Nice experiment for the pyStd, though, as pointed out, this would break with pre-compiled 3rd party deps that use pystd in a different version :)
How will this year release scale when you need to work with newer compilers? I don‘t write cpp so I honestly don‘t know. Do you need to freeze your version of the compiler forever? Or is gcc / clang backwards compatible? Or do you sprinkle tons of pragmas on the files to control this? What I mean is how can you make sure your version one API is still compiling in the future. Take the counter example of ruby for instance. I could write a package with lots of namespaces and declare v1 frozen. But I still need to potentially
update the code so it can run in newer versions of the runtime. Edit: typos
Overwhelmingly, new compilers will compile old code just fine. IIRC, the only time old code is broken intentionally is when fixing a bug in the compiler itself causes the code to break.
I do wonder how much smaller the STL source code would be if it was pre-processed or written with only a single C++ standard in mind. So only for C++20 or only for C++23 etc. In that case how much faster would things be to compile where it doesn't need to filter through hundreds of preprocessor options?
From what I've read on mailing lists and whatnot, it seems a lot of complexity comes from explicit choices made, like iterators being unaffected by insertions[1] for maps and such, or time complexity guarantees that forces the implementation into certain corners.
[1]: https://kera.name/articles/2011/06/iterator-invalidation-rul...
> In that case how much faster would things be to compile where it doesn't need to filter through hundreds of preprocessor options?
I think most of the time spent isn’t running the preprocessor, but parsing the declarations and definitions.
Regardless, the way to speed up importing definitions in modern C++ is to use #import instead of #include.

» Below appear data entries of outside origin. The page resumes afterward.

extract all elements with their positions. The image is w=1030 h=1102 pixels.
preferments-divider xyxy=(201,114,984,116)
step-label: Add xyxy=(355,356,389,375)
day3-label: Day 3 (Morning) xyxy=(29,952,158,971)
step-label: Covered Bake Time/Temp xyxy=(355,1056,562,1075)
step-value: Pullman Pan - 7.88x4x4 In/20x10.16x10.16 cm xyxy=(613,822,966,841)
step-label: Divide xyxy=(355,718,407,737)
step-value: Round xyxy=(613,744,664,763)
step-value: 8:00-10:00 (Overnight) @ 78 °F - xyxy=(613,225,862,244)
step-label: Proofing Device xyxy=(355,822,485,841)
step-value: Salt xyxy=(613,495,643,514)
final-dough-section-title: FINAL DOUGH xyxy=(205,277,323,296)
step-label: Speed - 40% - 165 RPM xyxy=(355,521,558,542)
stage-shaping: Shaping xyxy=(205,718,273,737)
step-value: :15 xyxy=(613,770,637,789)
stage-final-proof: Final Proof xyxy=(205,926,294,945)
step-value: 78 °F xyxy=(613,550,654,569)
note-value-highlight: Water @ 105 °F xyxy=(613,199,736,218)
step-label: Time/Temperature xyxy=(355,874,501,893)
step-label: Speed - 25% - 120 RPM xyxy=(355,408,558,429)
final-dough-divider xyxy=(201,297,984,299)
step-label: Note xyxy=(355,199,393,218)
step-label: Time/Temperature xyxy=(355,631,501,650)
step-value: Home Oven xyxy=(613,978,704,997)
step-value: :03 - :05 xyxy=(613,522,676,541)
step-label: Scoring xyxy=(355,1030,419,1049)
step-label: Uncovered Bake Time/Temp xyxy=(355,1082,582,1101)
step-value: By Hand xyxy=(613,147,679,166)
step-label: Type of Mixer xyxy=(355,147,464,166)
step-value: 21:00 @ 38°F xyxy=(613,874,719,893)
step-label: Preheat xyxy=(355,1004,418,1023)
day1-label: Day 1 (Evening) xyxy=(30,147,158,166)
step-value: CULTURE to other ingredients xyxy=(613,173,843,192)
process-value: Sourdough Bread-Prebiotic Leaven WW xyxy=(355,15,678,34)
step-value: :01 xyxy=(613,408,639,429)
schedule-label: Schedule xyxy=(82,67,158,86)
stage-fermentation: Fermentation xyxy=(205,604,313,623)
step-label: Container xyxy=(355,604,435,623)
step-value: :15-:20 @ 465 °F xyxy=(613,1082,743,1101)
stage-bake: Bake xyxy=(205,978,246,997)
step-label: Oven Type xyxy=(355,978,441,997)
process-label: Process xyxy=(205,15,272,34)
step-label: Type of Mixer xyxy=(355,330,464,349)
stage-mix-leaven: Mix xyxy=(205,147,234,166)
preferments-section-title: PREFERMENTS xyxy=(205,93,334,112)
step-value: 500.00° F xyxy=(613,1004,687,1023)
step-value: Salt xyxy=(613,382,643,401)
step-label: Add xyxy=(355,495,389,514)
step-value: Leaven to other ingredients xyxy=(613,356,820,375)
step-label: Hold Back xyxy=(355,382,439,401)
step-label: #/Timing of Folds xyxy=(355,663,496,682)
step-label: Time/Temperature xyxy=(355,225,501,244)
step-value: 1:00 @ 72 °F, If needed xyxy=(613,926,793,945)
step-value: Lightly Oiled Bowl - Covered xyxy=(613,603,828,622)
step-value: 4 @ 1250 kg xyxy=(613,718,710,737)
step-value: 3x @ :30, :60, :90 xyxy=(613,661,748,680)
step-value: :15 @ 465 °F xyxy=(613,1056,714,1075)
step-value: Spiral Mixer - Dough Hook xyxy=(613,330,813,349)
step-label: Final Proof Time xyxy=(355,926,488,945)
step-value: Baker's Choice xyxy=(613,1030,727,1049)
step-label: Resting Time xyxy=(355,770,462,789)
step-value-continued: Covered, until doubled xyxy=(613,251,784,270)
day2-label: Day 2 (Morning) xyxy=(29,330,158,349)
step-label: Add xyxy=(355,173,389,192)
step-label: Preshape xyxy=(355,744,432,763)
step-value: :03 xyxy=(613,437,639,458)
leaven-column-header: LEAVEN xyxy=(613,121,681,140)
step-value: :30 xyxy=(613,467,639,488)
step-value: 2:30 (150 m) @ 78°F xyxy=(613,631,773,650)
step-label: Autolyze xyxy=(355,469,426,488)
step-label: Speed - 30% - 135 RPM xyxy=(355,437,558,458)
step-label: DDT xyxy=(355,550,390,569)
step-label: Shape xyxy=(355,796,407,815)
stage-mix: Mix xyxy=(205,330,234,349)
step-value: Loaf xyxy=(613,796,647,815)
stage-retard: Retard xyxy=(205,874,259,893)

https://news.ycombinator.com/item?id=38904758 says they could import the entire std namespace in under a second (that is long when you want to run C++ as a scripting language, but not when you compile large programs)
> The C++ standard library (also know as the STL)
The C++ Standard Library is not the same as the STL.
The STL is the Standard Template Library, which provides containers such as vectors, as well as related functionality like iterators.
The C++ Standard Library includes STL, but is a lot more, including things like I/O, math, concurrency, and so on.
The maintainers of Microsoft's C++ standard library use the term interchangeably, both "STL" and "C++ standard library" refer to the same thing. https://github.com/microsoft/STL/blame/main/README.md#L3
Probably a historical artifact. It has never been the correct term.
He's not writing the C++ standard library from scratch. He's writing his own library, in a different namespace, with some similar functionality. It's easy to write a non-standard library that only satisfies your limited subset of needs. People do it all the time. It's not special.
The ABI stability boast is based on having no legacy to support. It will work fine as long as everything is shipped only as code and the whole world needs to be rebuilt from scratch every time and even then, you never change any code ever even for a major bugfix. That's hardly practical in the real world where one tiny misstep on the ABI front can result in billion-dollar multinationals threatening suit (ask me how I know). It's a facile claim.
The C++ standard library hasn't been known as "the STL" for almost 30 years, ever since part of the STL was modified and adopted into the C++ standard library. Most of the features he's providing implementations for were never a part of the STL (file I/O, strings, hash maps, UTF-8).
I maintain an implementation of the C++ standard library for a living. It's a full-time job. It's a huge library (note to the committee: please stop) and it's really easy to mess something up. But if you want to write your own library that doesn't do what the standard library does or meet any of its requirements and implementation constraints or serve its real-world purpose, go right ahead. Just don't claim you're writing your own C++ standard library. You're not.